4. Il résulte de ce qui précède que Mme B n'est pas fondée à demander la réduction des cotisations primitives d'impôt sur le revenu et de contributions sociales mises à sa charge au titre de l'année 2016.

Sur les frais liés au litige :

5. Aux termes de l'article L. 761-1 du code de justice administrative🏛 : " Dans toutes les instances, le juge condamne la partie tenue aux dépens ou, à défaut, la partie perdante, à payer à l'autre partie la somme qu'il détermine, au titre des frais exposés et non compris dans les dépens. Le juge tient compte de l'équité ou de la situation économique de la partie condamnée. Il peut, même d'office, pour des raisons tirées des mêmes considérations, dire qu'il n'y a pas lieu à cette condamnation ".

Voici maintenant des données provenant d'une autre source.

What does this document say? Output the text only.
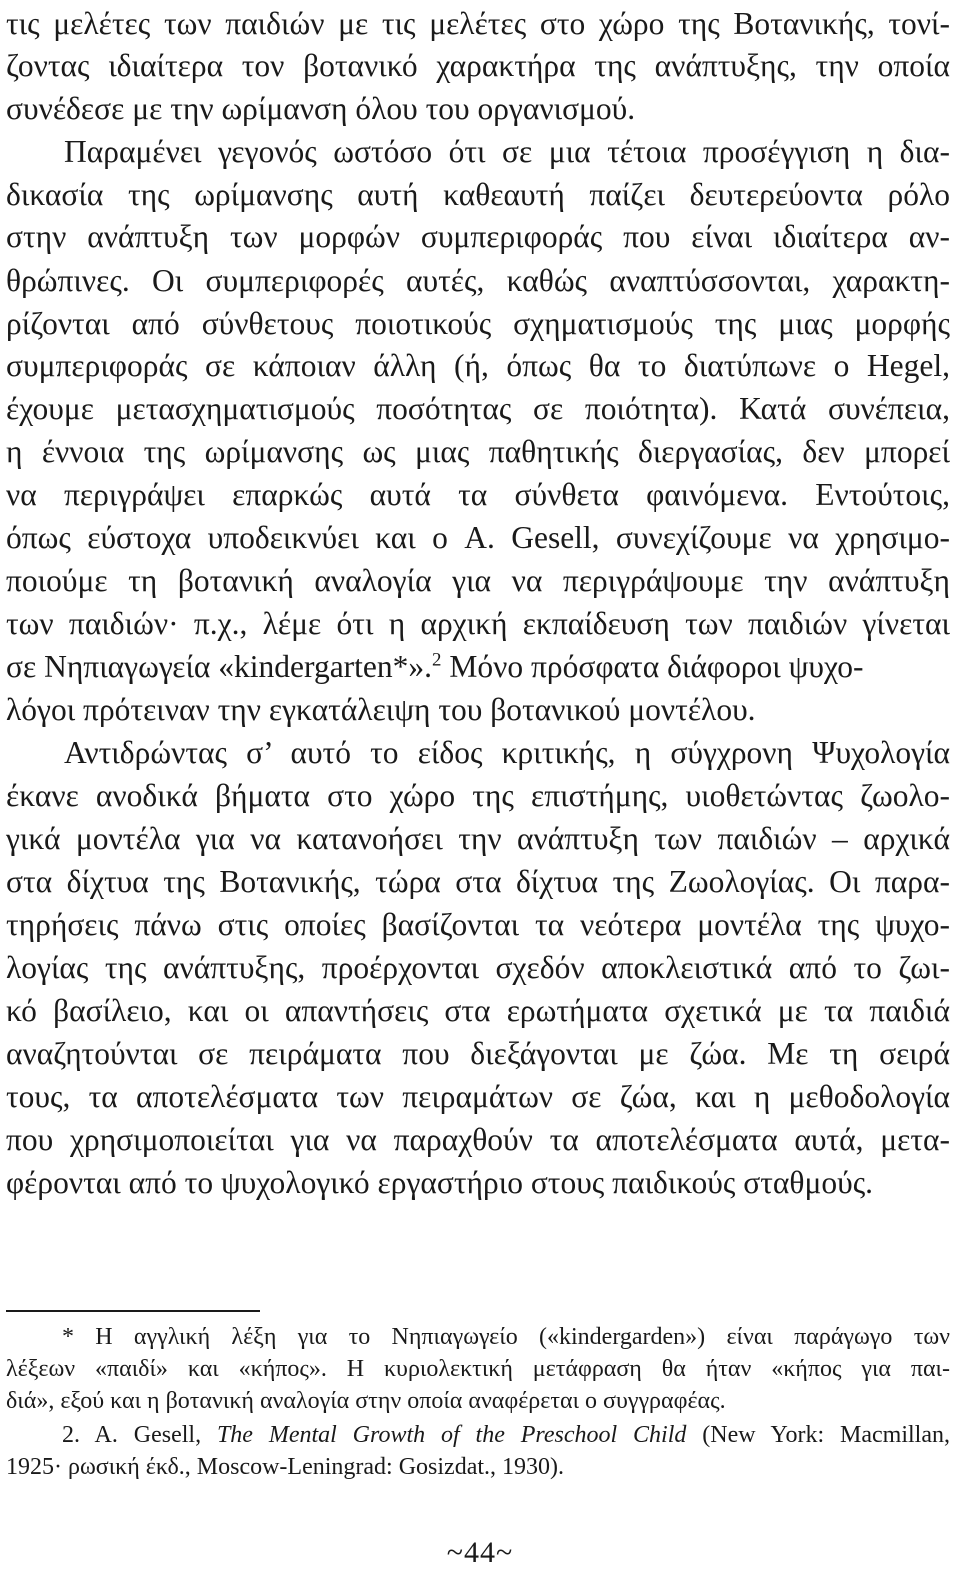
τις μελέτες των παιδιών με τις μελέτες στο χώρο της Βοτανικής, τονί-
ζοντας ιδιαίτερα τον βοτανικό χαρακτήρα της ανάπτυξης, την οποία
συνέδεσε με την ωρίμανση όλου του οργανισμού.
Παραμένει γεγονός ωστόσο ότι σε μια τέτοια προσέγγιση η δια-
δικασία της ωρίμανσης αυτή καθεαυτή παίζει δευτερεύοντα ρόλο
στην ανάπτυξη των μορφών συμπεριφοράς που είναι ιδιαίτερα αν-
θρώπινες. Οι συμπεριφορές αυτές, καθώς αναπτύσσονται, χαρακτη-
ρίζονται από σύνθετους ποιοτικούς σχηματισμούς της μιας μορφής
συμπεριφοράς σε κάποιαν άλλη (ή, όπως θα το διατύπωνε ο Hegel,
έχουμε μετασχηματισμούς ποσότητας σε ποιότητα). Κατά συνέπεια,
η έννοια της ωρίμανσης ως μιας παθητικής διεργασίας, δεν μπορεί
να περιγράψει επαρκώς αυτά τα σύνθετα φαινόμενα. Εντούτοις,
όπως εύστοχα υποδεικνύει και ο A. Gesell, συνεχίζουμε να χρησιμο-
ποιούμε τη βοτανική αναλογία για να περιγράψουμε την ανάπτυξη
των παιδιών· π.χ., λέμε ότι η αρχική εκπαίδευση των παιδιών γίνεται
σε Νηπιαγωγεία «kindergarten*».$^2$ Μόνο πρόσφατα διάφοροι ψυχο-
λόγοι πρότειναν την εγκατάλειψη του βοτανικού μοντέλου.
Αντιδρώντας σ’ αυτό το είδος κριτικής, η σύγχρονη Ψυχολογία
έκανε ανοδικά βήματα στο χώρο της επιστήμης, υιοθετώντας ζωολο-
γικά μοντέλα για να κατανοήσει την ανάπτυξη των παιδιών – αρχικά
στα δίχτυα της Βοτανικής, τώρα στα δίχτυα της Ζωολογίας. Οι παρα-
τηρήσεις πάνω στις οποίες βασίζονται τα νεότερα μοντέλα της ψυχο-
λογίας της ανάπτυξης, προέρχονται σχεδόν αποκλειστικά από το ζωι-
κό βασίλειο, και οι απαντήσεις στα ερωτήματα σχετικά με τα παιδιά
αναζητούνται σε πειράματα που διεξάγονται με ζώα. Με τη σειρά
τους, τα αποτελέσματα των πειραμάτων σε ζώα, και η μεθοδολογία
που χρησιμοποιείται για να παραχθούν τα αποτελέσματα αυτά, μετα-
φέρονται από το ψυχολογικό εργαστήριο στους παιδικούς σταθμούς.
* Η αγγλική λέξη για το Νηπιαγωγείο («kindergarden») είναι παράγωγο των
λέξεων «παιδί» και «κήπος». Η κυριολεκτική μετάφραση θα ήταν «κήπος για παι-
διά», εξού και η βοτανική αναλογία στην οποία αναφέρεται ο συγγραφέας.
2. A. Gesell, The Mental Growth of the Preschool Child (New York: Macmillan,
1925· ρωσική έκδ., Moscow-Leningrad: Gosizdat., 1930).
~44~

6. Les dispositions de l'article L. 761-1 du code de justice administrative🏛 font obstacle à ce que soit mise à la charge de l'État, qui n'est pas, dans la présente instance, la partie perdante, la somme que Mme B demande au titre des frais exposés et non compris dans les dépens.

DECIDE :

Article 1er : La requête de Mme B est rejetée.

Article 2 : Le présent jugement sera notifié à Mme C B et au directeur régional des finances publiques de Bretagne et du département d'Ille-et-Vilaine.

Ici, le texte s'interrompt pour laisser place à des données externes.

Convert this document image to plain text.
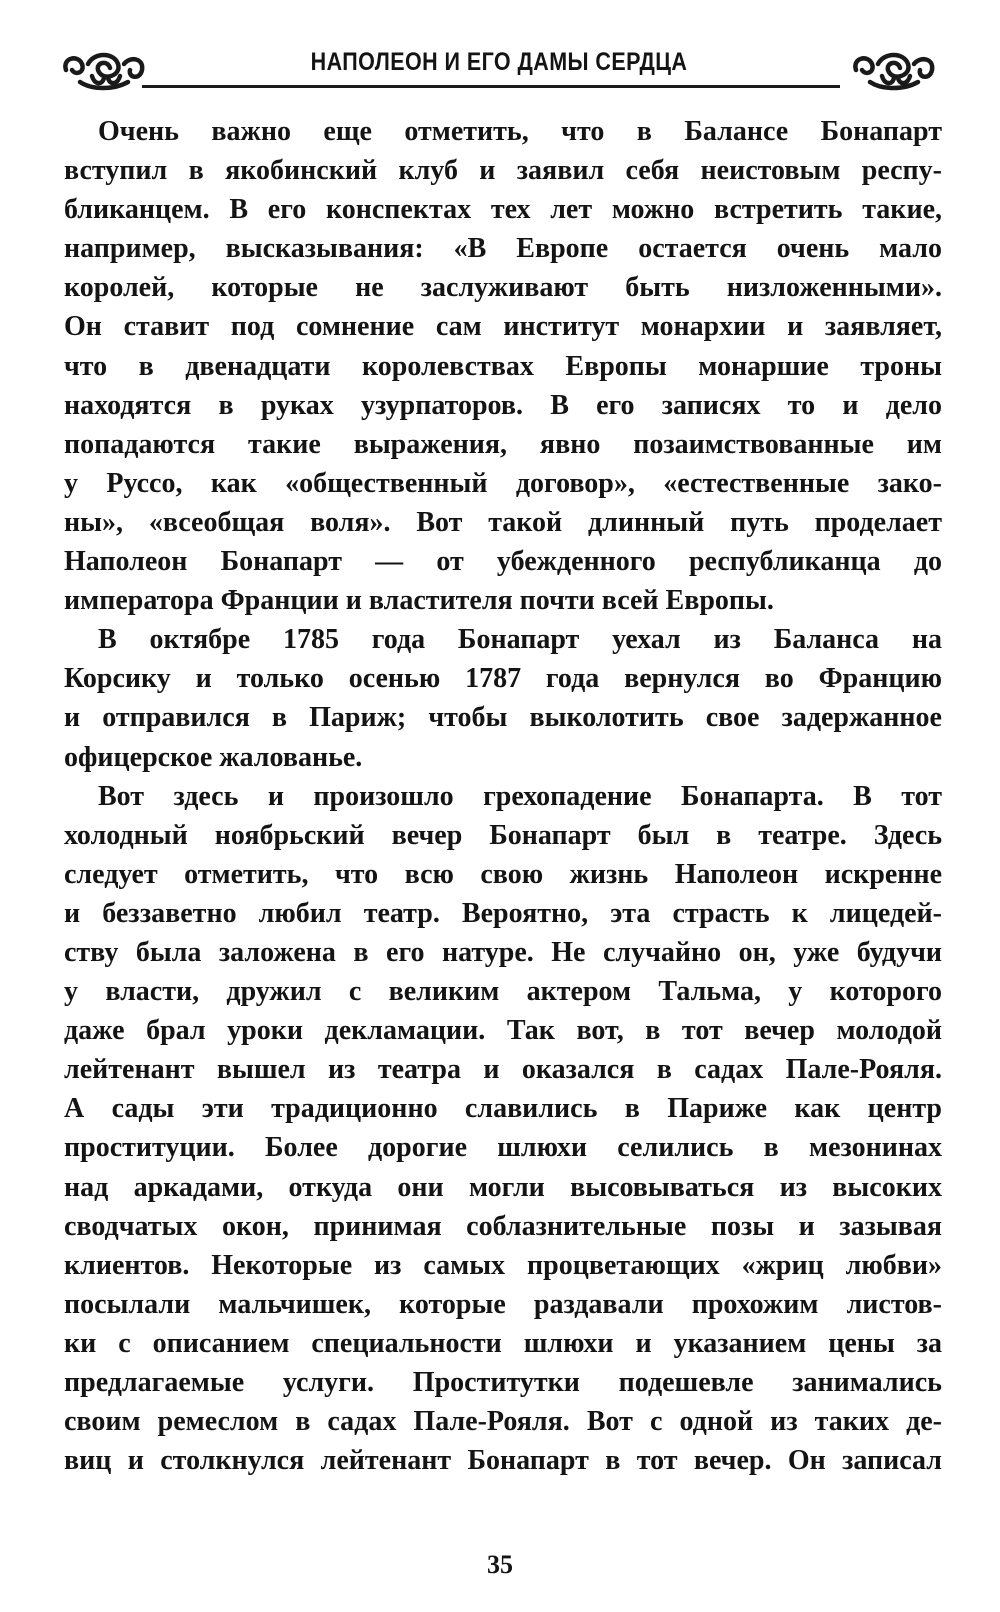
НАПОЛЕОН И ЕГО ДАМЫ СЕРДЦА
Очень важно еще отметить, что в Балансе Бонапарт
вступил в якобинский клуб и заявил себя неистовым респу-
бликанцем. В его конспектах тех лет можно встретить такие,
например, высказывания: «В Европе остается очень мало
королей, которые не заслуживают быть низложенными».
Он ставит под сомнение сам институт монархии и заявляет,
что в двенадцати королевствах Европы монаршие троны
находятся в руках узурпаторов. В его записях то и дело
попадаются такие выражения, явно позаимствованные им
у Руссо, как «общественный договор», «естественные зако-
ны», «всеобщая воля». Вот такой длинный путь проделает
Наполеон Бонапарт — от убежденного республиканца до
императора Франции и властителя почти всей Европы.
В октябре 1785 года Бонапарт уехал из Баланса на
Корсику и только осенью 1787 года вернулся во Францию
и отправился в Париж; чтобы выколотить свое задержанное
офицерское жалованье.
Вот здесь и произошло грехопадение Бонапарта. В тот
холодный ноябрьский вечер Бонапарт был в театре. Здесь
следует отметить, что всю свою жизнь Наполеон искренне
и беззаветно любил театр. Вероятно, эта страсть к лицедей-
ству была заложена в его натуре. Не случайно он, уже будучи
у власти, дружил с великим актером Тальма, у которого
даже брал уроки декламации. Так вот, в тот вечер молодой
лейтенант вышел из театра и оказался в садах Пале-Рояля.
А сады эти традиционно славились в Париже как центр
проституции. Более дорогие шлюхи селились в мезонинах
над аркадами, откуда они могли высовываться из высоких
сводчатых окон, принимая соблазнительные позы и зазывая
клиентов. Некоторые из самых процветающих «жриц любви»
посылали мальчишек, которые раздавали прохожим листов-
ки с описанием специальности шлюхи и указанием цены за
предлагаемые услуги. Проститутки подешевле занимались
своим ремеслом в садах Пале-Рояля. Вот с одной из таких де-
виц и столкнулся лейтенант Бонапарт в тот вечер. Он записал
35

Délibéré après l'audience du 31 août 2022, à laquelle siégeaient :

M. Etienvre, président,

M. Albouy, premier conseiller,

Mme Tourre, première conseillère.

Rendu public par mise à disposition au greffe le 14 septembre 2022.

La rapporteure,

signé

L. ALe président,

signé

F. Etienvre

La greffière,

signé

S. Guillou

La République mande et ordonne au ministre de l'économie, des finances et de la souveraineté industrielle et numérique en ce qui le concerne ou à tous commissaires de justice à ce requis en ce qui concerne les voies de droit commun contre les parties privées, de pourvoir à l'exécution de la présente décision.